Jean Alesi doesn’t flinch. He steps in and cuts through it. Not fair, he says. Not even close.
Because this isn’t a continuation. It’s a reset. New car. New engineers. New language inside the garage. Hamilton didn’t just change teams — he walked into a system that doesn’t move like Mercedes ever did.
And Formula 1 doesn’t wait for adaptation. It punishes it.
Leclerc knows the rhythm. Knows where the SF-26 breathes and where it breaks. Hamilton is still learning that in real time, at 300 km/h, with no margin for hesitation. That’s the difference. Not talent. Not legacy. Timing.
Here’s the strike: this was never supposed to be instant. But everyone demanded it anyway. Seven titles don’t buy patience — they erase it. The expectation wasn’t progress.
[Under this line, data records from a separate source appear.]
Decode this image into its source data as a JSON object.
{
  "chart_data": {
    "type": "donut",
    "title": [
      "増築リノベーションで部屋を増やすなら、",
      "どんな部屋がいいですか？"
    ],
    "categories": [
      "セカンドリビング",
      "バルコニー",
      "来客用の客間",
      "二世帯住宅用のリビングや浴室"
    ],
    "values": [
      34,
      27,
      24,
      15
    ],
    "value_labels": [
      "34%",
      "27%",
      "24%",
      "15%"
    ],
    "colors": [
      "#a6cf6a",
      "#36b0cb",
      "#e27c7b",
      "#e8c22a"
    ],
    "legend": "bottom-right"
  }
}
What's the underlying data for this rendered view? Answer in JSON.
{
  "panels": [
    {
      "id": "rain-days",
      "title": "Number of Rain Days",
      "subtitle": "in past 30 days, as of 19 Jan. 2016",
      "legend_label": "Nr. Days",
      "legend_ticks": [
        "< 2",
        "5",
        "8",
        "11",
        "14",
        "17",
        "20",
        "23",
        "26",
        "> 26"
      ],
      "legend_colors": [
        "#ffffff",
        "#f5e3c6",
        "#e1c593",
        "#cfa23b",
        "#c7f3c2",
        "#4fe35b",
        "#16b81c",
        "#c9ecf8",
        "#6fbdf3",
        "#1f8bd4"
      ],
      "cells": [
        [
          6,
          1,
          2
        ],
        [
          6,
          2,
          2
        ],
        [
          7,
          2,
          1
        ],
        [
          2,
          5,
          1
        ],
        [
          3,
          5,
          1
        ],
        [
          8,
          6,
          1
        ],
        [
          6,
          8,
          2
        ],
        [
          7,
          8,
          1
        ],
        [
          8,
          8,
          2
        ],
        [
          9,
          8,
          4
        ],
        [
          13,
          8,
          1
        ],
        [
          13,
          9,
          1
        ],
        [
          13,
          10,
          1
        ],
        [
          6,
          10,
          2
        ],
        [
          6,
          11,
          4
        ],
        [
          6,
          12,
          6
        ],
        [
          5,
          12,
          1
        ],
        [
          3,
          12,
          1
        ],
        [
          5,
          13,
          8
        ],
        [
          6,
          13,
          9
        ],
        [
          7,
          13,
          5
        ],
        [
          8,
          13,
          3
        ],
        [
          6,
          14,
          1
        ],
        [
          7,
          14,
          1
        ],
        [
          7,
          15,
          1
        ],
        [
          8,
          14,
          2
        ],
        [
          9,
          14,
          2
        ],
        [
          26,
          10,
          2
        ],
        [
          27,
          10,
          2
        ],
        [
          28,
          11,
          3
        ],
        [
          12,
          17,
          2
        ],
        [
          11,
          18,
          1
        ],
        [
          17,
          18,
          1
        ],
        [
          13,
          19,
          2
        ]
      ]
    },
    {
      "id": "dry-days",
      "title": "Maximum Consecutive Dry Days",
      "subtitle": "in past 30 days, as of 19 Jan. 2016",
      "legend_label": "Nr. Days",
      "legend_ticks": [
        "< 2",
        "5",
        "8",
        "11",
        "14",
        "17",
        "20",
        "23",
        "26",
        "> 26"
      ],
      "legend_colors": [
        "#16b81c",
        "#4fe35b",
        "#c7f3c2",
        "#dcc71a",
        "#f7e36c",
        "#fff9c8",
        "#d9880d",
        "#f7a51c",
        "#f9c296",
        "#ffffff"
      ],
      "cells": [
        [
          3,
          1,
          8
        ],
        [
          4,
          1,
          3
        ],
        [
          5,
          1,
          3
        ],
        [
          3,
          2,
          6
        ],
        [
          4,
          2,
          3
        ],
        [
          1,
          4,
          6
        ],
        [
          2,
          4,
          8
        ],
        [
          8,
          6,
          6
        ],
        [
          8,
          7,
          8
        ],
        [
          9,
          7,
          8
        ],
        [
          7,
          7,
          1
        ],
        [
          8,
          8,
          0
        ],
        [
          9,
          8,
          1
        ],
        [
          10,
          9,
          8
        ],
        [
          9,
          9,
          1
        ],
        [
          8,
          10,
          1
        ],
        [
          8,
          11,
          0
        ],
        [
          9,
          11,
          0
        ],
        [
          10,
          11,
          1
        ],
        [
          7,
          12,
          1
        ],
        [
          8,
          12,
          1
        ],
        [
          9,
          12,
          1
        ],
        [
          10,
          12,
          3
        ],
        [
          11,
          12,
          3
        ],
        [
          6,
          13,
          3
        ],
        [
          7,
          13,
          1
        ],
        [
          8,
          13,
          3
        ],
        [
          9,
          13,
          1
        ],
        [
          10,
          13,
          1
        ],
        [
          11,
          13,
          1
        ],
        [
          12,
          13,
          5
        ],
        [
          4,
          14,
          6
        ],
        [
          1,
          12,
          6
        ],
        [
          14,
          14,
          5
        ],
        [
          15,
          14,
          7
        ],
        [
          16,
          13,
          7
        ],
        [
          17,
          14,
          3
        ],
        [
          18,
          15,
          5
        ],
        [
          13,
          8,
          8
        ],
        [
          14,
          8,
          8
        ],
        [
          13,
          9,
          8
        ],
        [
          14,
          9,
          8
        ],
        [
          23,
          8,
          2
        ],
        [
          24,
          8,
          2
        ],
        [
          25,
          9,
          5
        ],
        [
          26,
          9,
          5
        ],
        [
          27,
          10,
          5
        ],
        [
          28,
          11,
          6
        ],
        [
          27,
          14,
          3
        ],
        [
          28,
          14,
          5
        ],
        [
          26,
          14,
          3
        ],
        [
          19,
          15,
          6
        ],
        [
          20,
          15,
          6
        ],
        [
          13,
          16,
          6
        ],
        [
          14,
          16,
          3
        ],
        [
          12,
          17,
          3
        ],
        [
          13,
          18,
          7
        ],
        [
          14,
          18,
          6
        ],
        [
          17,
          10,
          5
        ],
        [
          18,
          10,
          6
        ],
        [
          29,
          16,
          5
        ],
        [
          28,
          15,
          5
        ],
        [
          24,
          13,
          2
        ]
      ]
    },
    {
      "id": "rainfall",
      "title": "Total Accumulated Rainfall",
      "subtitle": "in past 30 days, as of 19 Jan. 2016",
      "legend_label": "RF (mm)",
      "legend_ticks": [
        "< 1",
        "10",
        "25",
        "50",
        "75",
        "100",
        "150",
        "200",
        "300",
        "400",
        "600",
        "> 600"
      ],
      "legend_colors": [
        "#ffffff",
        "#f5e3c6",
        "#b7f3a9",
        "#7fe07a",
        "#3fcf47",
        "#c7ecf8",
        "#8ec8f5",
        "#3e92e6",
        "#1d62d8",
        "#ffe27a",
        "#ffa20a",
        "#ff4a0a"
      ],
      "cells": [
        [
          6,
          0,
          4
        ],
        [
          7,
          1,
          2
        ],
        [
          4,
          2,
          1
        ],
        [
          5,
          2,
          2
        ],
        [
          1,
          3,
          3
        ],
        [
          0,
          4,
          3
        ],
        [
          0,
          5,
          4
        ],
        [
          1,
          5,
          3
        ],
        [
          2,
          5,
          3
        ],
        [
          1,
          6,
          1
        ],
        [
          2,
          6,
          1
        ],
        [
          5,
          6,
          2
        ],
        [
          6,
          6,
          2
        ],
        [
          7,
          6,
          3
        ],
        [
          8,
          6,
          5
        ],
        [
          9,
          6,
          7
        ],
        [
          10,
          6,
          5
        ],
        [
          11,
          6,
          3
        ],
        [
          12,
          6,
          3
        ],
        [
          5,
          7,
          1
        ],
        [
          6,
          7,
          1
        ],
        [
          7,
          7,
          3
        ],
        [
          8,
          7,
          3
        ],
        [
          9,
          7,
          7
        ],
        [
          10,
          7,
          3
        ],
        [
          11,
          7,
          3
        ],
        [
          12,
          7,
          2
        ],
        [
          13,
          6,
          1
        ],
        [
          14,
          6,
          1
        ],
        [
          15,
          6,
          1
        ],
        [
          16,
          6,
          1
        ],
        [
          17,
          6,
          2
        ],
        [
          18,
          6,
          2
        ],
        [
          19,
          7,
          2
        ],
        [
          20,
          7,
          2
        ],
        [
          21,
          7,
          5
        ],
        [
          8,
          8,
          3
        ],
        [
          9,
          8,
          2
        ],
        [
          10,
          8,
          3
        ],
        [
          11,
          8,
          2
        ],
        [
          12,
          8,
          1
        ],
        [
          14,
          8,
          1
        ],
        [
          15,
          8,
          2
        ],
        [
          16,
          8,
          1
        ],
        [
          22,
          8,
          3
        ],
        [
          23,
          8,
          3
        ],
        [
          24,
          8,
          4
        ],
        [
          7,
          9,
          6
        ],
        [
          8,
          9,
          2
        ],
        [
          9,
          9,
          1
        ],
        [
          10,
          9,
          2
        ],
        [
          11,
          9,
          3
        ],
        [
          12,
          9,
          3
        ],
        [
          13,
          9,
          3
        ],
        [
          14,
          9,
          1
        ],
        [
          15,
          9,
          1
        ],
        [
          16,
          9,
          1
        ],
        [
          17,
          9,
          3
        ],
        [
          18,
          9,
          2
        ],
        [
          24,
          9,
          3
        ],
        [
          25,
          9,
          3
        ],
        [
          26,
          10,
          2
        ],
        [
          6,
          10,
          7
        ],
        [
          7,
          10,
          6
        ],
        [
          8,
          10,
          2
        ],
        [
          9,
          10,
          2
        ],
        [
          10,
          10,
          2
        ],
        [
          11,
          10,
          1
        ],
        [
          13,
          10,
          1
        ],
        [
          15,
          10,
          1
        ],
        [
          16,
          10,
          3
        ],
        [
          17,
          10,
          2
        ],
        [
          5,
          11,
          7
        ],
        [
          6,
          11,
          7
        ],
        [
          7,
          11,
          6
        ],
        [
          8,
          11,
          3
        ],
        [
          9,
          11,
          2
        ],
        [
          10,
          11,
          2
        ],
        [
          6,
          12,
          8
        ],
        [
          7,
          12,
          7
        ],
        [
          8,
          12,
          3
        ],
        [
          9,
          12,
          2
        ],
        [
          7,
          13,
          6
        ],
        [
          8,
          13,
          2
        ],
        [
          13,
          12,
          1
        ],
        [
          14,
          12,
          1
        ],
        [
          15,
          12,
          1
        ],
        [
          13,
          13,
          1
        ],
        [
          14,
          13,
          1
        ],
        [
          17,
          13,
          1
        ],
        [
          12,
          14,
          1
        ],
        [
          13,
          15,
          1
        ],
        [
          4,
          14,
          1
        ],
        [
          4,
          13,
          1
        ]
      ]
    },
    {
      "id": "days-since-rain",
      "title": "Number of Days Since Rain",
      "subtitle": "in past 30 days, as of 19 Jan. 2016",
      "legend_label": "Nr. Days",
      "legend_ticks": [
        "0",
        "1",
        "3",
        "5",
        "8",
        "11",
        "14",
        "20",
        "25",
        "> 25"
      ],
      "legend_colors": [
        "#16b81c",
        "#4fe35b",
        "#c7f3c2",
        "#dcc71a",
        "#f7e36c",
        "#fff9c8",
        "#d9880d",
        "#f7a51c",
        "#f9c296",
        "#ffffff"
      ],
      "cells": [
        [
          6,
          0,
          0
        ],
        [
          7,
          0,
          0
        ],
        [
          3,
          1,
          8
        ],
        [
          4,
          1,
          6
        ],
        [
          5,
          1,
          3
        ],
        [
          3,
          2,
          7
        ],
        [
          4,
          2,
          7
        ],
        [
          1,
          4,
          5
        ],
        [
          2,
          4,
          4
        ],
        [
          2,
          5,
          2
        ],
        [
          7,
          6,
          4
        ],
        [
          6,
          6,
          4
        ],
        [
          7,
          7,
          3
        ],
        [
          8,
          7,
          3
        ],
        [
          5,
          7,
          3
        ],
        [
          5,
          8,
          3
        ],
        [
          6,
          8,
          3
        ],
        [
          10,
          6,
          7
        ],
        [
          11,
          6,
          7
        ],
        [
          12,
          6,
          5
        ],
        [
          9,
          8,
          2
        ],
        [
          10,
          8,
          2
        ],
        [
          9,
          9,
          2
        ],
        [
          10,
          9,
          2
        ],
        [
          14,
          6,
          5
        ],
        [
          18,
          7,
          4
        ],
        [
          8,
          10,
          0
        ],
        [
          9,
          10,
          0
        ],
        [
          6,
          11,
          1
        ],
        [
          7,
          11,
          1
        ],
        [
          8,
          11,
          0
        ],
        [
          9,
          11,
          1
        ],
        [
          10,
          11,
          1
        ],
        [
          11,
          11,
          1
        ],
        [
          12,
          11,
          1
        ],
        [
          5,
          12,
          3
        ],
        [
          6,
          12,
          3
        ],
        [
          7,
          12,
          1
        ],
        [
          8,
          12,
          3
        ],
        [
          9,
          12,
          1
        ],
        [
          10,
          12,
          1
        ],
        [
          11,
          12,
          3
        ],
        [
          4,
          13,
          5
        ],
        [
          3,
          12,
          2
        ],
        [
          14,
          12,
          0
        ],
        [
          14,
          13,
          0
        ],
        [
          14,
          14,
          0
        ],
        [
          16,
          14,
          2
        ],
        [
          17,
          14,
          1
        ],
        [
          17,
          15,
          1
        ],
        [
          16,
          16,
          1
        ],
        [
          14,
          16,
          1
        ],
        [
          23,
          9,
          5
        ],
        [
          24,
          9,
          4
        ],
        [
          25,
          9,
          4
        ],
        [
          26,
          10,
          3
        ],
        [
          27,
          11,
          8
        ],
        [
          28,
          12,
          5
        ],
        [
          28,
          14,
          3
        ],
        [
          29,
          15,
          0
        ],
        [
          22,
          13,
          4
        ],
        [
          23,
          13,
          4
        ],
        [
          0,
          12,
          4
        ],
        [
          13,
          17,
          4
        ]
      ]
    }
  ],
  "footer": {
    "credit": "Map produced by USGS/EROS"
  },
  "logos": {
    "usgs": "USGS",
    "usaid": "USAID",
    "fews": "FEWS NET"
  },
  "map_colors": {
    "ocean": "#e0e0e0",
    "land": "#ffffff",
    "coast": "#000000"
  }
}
It was domination.
And when domination didn’t show up, the criticism did.
But Alesi sees something else. China. Melbourne. Flashes. Not nostalgia — proof. Hamilton still has it. The pace is there. The fire is there. What’s missing is alignment.
And that doesn’t come overnight.
So the image sticks — Hamilton in red, still adjusting, still chasing that perfect lap where everything clicks. Not finished. Not fading. Just not there yet.